A 2019 report on Women, Peace and Security issued by the UN Secretary General highlights commendable efforts to promote women’s participation in conflict transformation and efforts to sustain peace from a range of contexts. Twenty years after the adoption of UN Security Council Resolution 1325 all mandates for UN peacekeeping and political missions that have been open for negotiation contain Women, Peace and Security (WPS) references. Furthermore, issues such as the need for gender-sensitive conflict analyses and the importance of considering women’s role in conflict transformation are highlighted, yet when illustrating progress only macro and meso level results are included. This means that the story shared remains incomplete. When micro-level accounts of strategies developed and obstacles faced in efforts to transform armed conflicts are not sufficiently considered by policy-makers, women’s role in peace and security efforts can never be fully understood.

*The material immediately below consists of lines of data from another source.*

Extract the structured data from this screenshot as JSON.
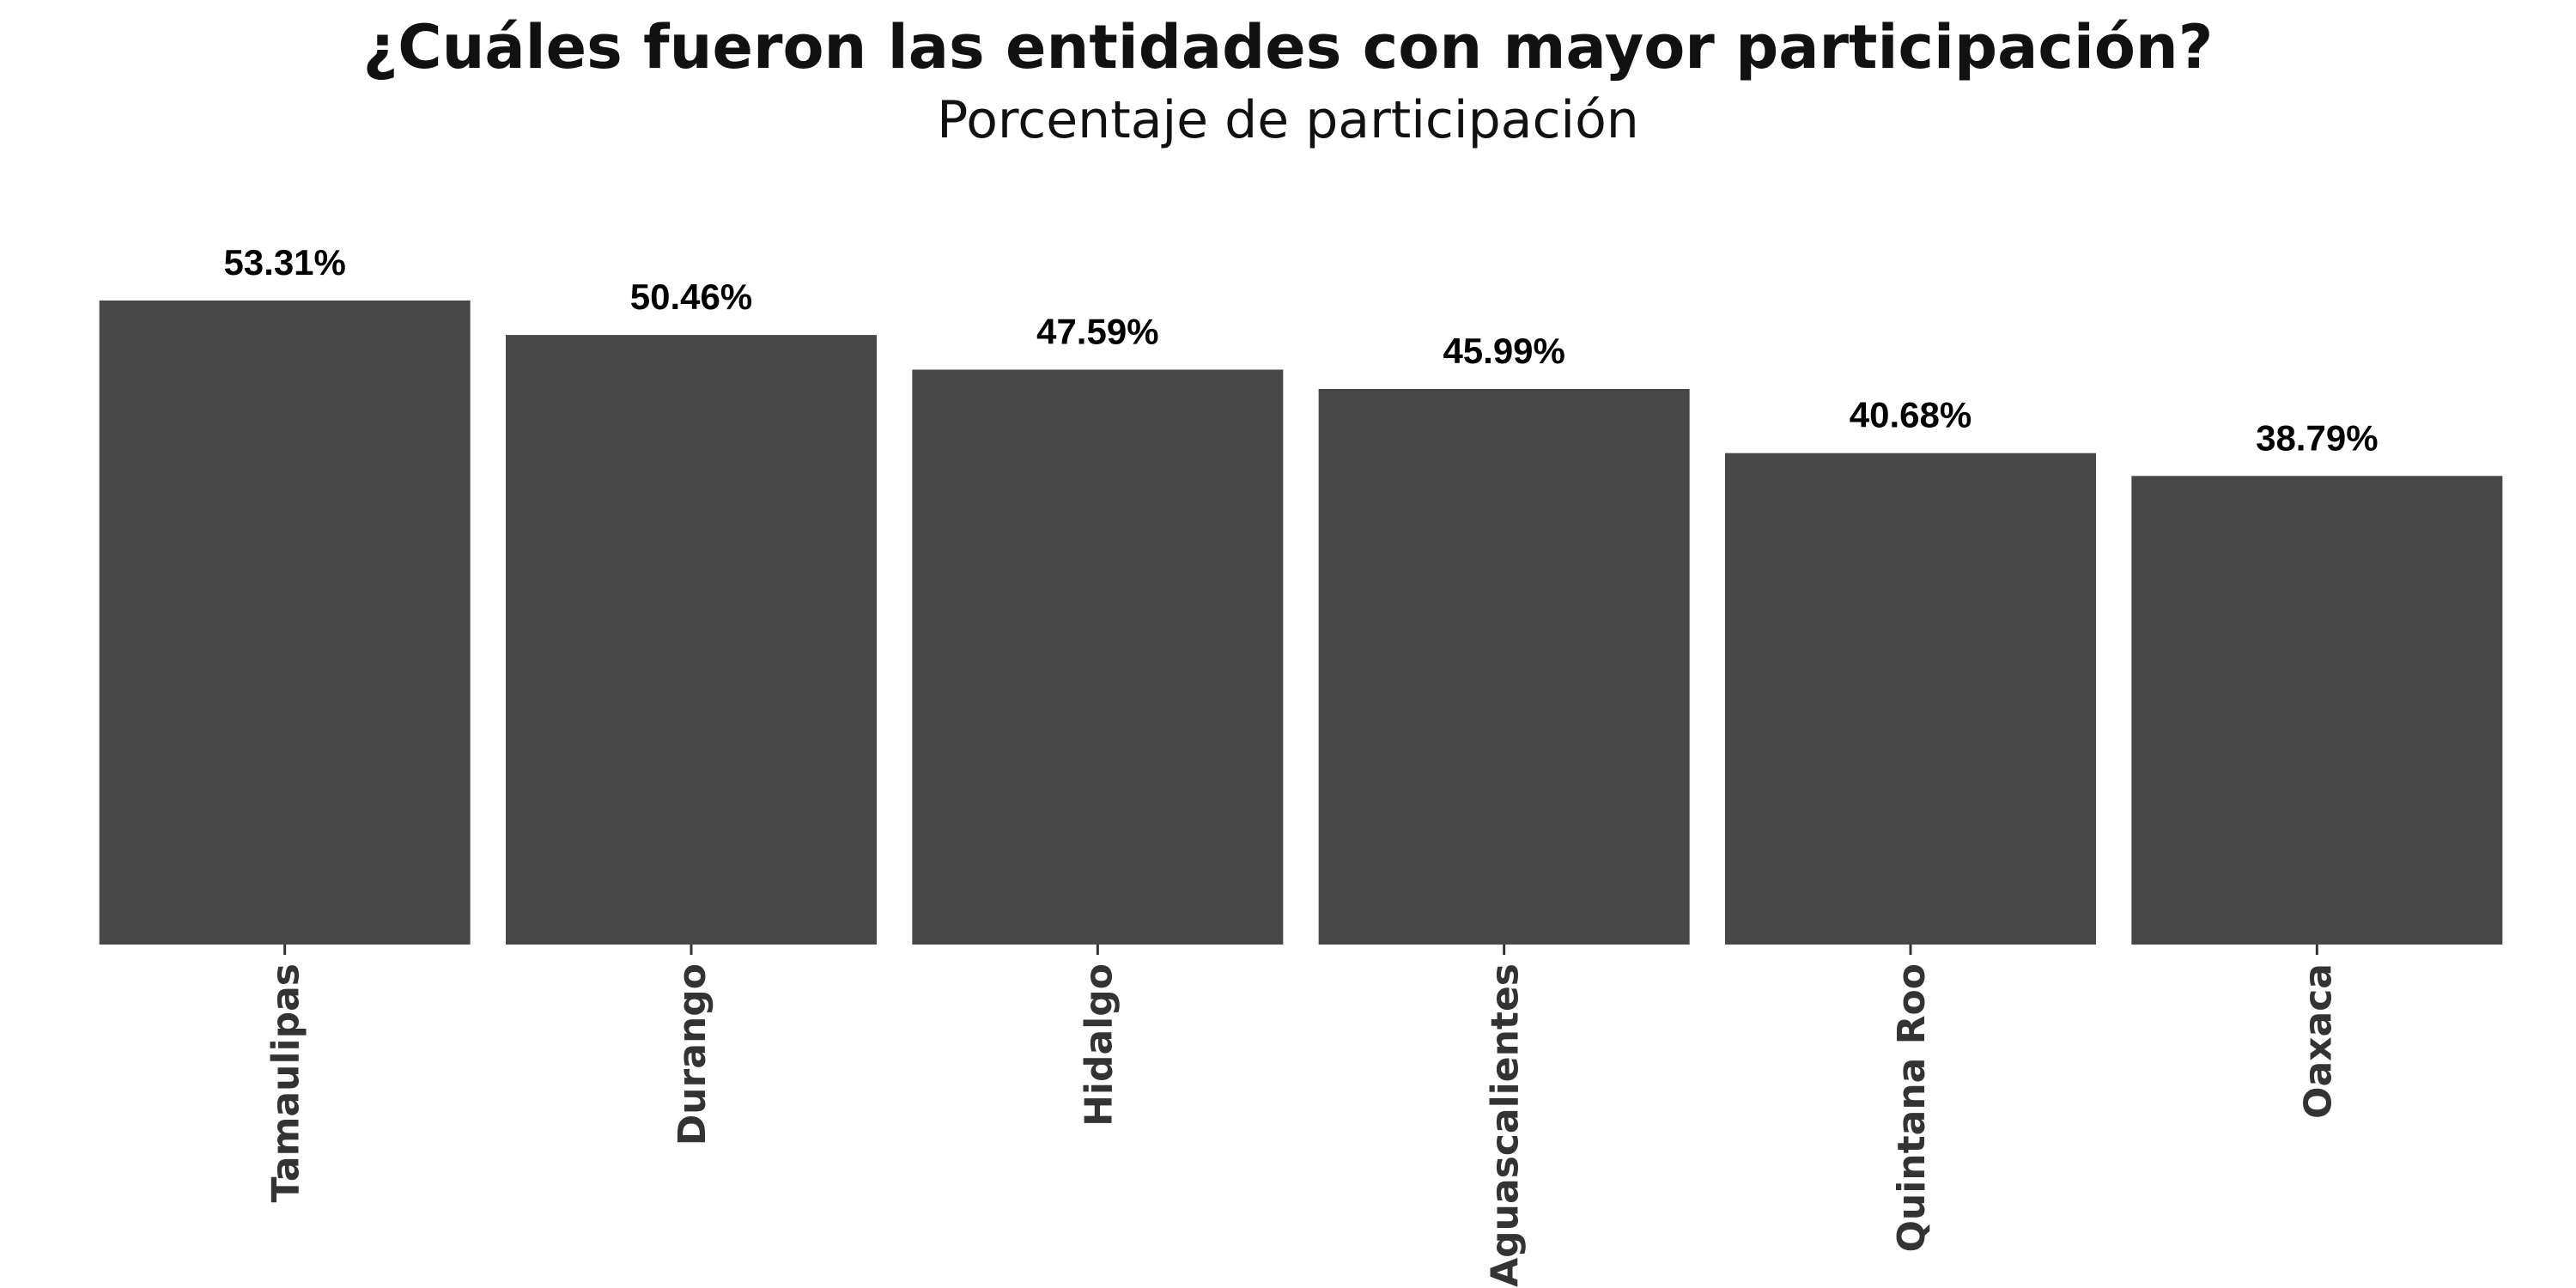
{
  "title": "¿Cuáles fueron las entidades con mayor participación?",
  "subtitle": "Porcentaje de participación",
  "colors": {
    "bar": "#474747",
    "value_label": "#000000",
    "tick_label": "#333333",
    "background": "#ffffff"
  },
  "chart_data": {
    "type": "bar",
    "title": "¿Cuáles fueron las entidades con mayor participación?",
    "subtitle": "Porcentaje de participación",
    "categories": [
      "Tamaulipas",
      "Durango",
      "Hidalgo",
      "Aguascalientes",
      "Quintana Roo",
      "Oaxaca"
    ],
    "values": [
      53.31,
      50.46,
      47.59,
      45.99,
      40.68,
      38.79
    ],
    "value_labels": [
      "53.31%",
      "50.46%",
      "47.59%",
      "45.99%",
      "40.68%",
      "38.79%"
    ],
    "xlabel": "",
    "ylabel": "",
    "ylim": [
      0,
      53.31
    ],
    "y_axis_shown": false,
    "grid": false,
    "legend": "none",
    "x_tick_label_rotation": "vertical"
  }
}
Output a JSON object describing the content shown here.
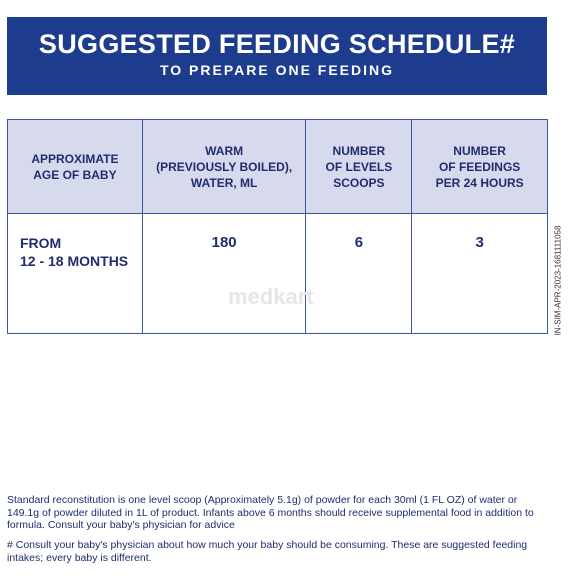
{
  "header": {
    "title": "SUGGESTED FEEDING SCHEDULE#",
    "subtitle": "TO PREPARE ONE FEEDING"
  },
  "table": {
    "columns": [
      "APPROXIMATE\nAGE OF BABY",
      "WARM\n(PREVIOUSLY BOILED),\nWATER, ML",
      "NUMBER\nOF LEVELS\nSCOOPS",
      "NUMBER\nOF FEEDINGS\nPER 24 HOURS"
    ],
    "rows": [
      [
        "FROM\n12 - 18 MONTHS",
        "180",
        "6",
        "3"
      ]
    ]
  },
  "watermark": "medkart",
  "side_code": "IN-SIM-APR-2023-1681111058",
  "footnotes": [
    "Standard reconstitution is one level scoop (Approximately 5.1g) of powder for each 30ml (1 FL OZ) of water or 149.1g of powder diluted in 1L of product. Infants above 6 months should receive supplemental food in addition to formula. Consult your baby's physician for advice",
    "# Consult your baby's physician about how much your baby should be consuming. These are suggested feeding intakes; every baby is different."
  ]
}
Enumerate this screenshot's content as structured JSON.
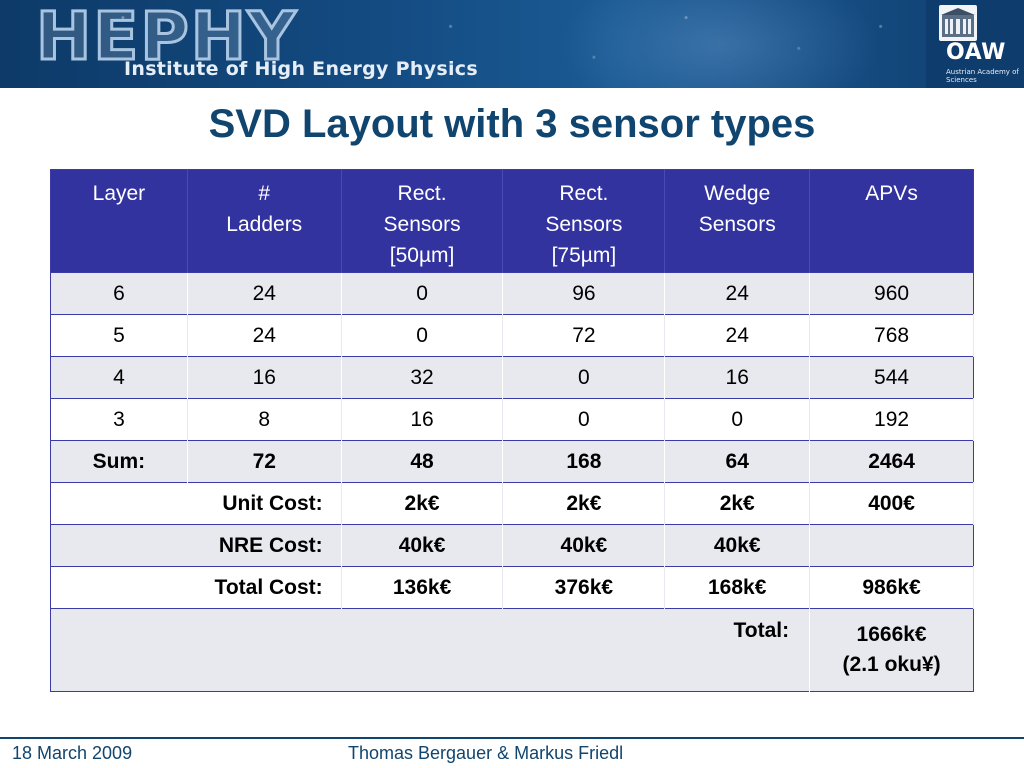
{
  "header": {
    "logo_text": "HEPHY",
    "institute": "Institute of High Energy Physics",
    "partner_logo": "OAW",
    "partner_subtitle": "Austrian Academy of Sciences"
  },
  "title": "SVD Layout with 3 sensor types",
  "table": {
    "headers": [
      "Layer",
      "# Ladders",
      "Rect. Sensors [50µm]",
      "Rect. Sensors [75µm]",
      "Wedge Sensors",
      "APVs"
    ],
    "headers_lines": [
      [
        "Layer"
      ],
      [
        "#",
        "Ladders"
      ],
      [
        "Rect.",
        "Sensors",
        "[50µm]"
      ],
      [
        "Rect.",
        "Sensors",
        "[75µm]"
      ],
      [
        "Wedge",
        "Sensors"
      ],
      [
        "APVs"
      ]
    ],
    "rows": [
      [
        "6",
        "24",
        "0",
        "96",
        "24",
        "960"
      ],
      [
        "5",
        "24",
        "0",
        "72",
        "24",
        "768"
      ],
      [
        "4",
        "16",
        "32",
        "0",
        "16",
        "544"
      ],
      [
        "3",
        "8",
        "16",
        "0",
        "0",
        "192"
      ]
    ],
    "sum_row": [
      "Sum:",
      "72",
      "48",
      "168",
      "64",
      "2464"
    ],
    "unit_cost": {
      "label": "Unit Cost:",
      "values": [
        "2k€",
        "2k€",
        "2k€",
        "400€"
      ]
    },
    "nre_cost": {
      "label": "NRE Cost:",
      "values": [
        "40k€",
        "40k€",
        "40k€",
        ""
      ]
    },
    "total_cost": {
      "label": "Total Cost:",
      "values": [
        "136k€",
        "376k€",
        "168k€",
        "986k€"
      ]
    },
    "grand_total": {
      "label": "Total:",
      "value_line1": "1666k€",
      "value_line2": "(2.1 oku¥)"
    }
  },
  "footer": {
    "date": "18 March 2009",
    "authors": "Thomas Bergauer & Markus Friedl"
  },
  "colors": {
    "banner": "#134a80",
    "title": "#10456f",
    "table_header": "#3333a0",
    "row_shade": "#e8e8ef"
  }
}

Indeed, women are playing a key role in conflict transformation at the local level, in particular by their presence, by speaking up, and by developing microlevel networks based on their role in the family. As such they can tear down barriers between ethnic groups, and also take an active role in negotiating peace and disarmament with armed groups, either directly or through family members.  One female peacebuilder from South Kivu in the Democratic Republic of Congo once explained that “working with women yields results […] we know that weapons cannot solve the conflict, only dialogue can”. 

Including women in peace processes requires a lot of detailed attention, and concrete efforts need to be taken just to get the women to be present in meetings and workshops. Yet, it is not enough to just add women in local level initiatives to tick the box of “presence”. Whereas having clear benchmarks for representation of women is important, it is not the panacea for capturing progress and developing best practices. What is behind the indicators and numbers can often tell a different story, or miss the real story of women’s involvement. Time and again there are stories of women having been included to represent women of all ages, social status, ethnic belonging or religious affiliations in local level initiatives that have later been sidelined once the negotiations move up in importance and hierarchy.  Or women managed to push for their inclusion at the peace table, but without sustainable results. In order to achieve meaningful participation of women, it is crucial to look at how they can contribute and what strategies they develop to achieve their goals. Women represented in the Congolese delegation at the Sun City peace conference in 2002 acknowledged that even though they played an important and visible role in Sun City, not only were they immediately sidelined when they came home, but also their own cohesiveness and solidarity disappeared. They had managed to be part of negotiating an end to the Second Congo War, but failed to find their own role in the everyday peace that was being built.

Women’s everyday involvement in conflict transformation is not easily measured but international actors, policymakers, politicians and donors need to start paying attention to their expertise. These are stories that merit being told because they highlight important strategic choices made by women in order to promote peace and development locally, and it also tells a story of women who refuse to be sidelined in their own communities. And it is important that the international community stops sidelining them as well.